К двадцать второму бензин наконец стал приходить нормально: пригнали заправщики, привезли шестьдесят бочек, и вёдра мы убрали. Кондрат в тот вечер долго вытирал ладони, а потом развернул замшу и повесил её сушиться отдельно, на гвоздь.

Заболотный доложил, что исправных девятнадцать. Четыре из них, уточнил он сам у себя, держатся на честном слове, а это категория не ремонтная, и он это докладывает заранее.

Дождь пошёл в ночь на двадцать третье, первый настоящий за месяц. Мы сидели под навесом у кухни, человек десять. Аркаша гармошку не доставал. Он с Лукиным и с Кондратом делал новую воронку из немецкой канистры, и они втроём спорили с чего начать. Патрон лежал под скамейкой и обрабатывал кость, добытую днём. Соломенную яму за кухней Спиридоныч выстелил ему заново на второй же день.

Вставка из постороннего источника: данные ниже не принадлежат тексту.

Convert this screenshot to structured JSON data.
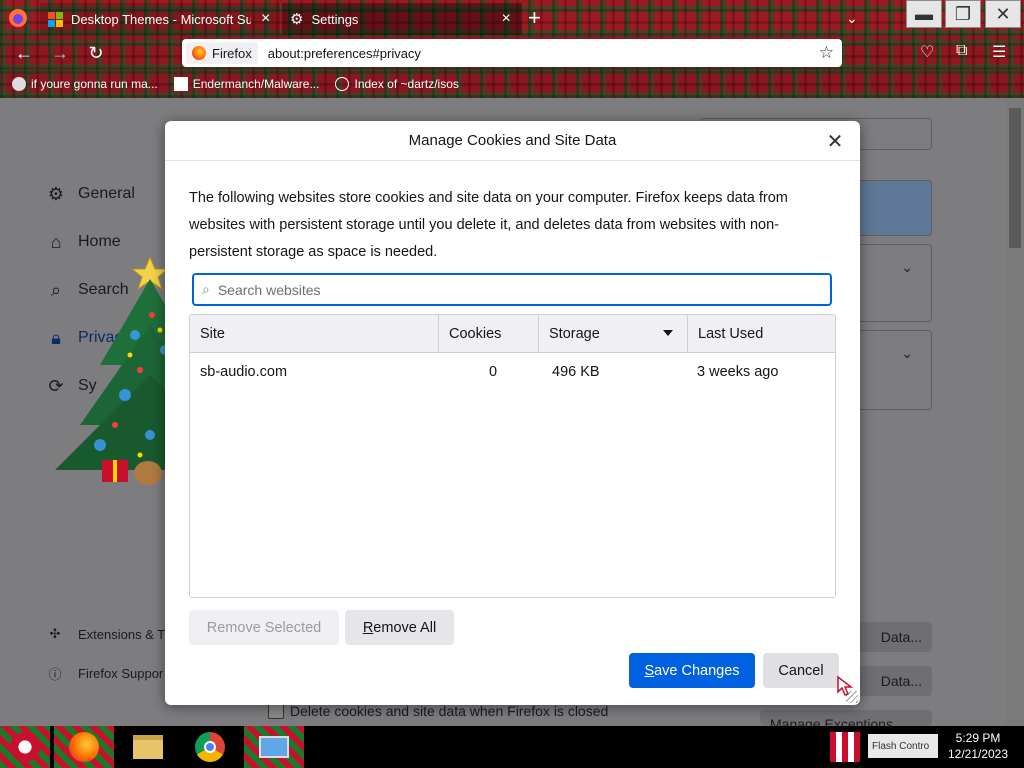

Про реку в полку уже говорили вслух как будто это уже решено. Какой это будет месяц, и сколько мы там простоим, я не знал, но уже не злился на себя.

Вытащил книжку и по памяти нарисовал того белобрысого паренька. Первый портрет остался с ним, а мне он не давал покоя третий день, уж больно хмурый он тогда получился. Лицо я запомнил, а фамилию не спросил.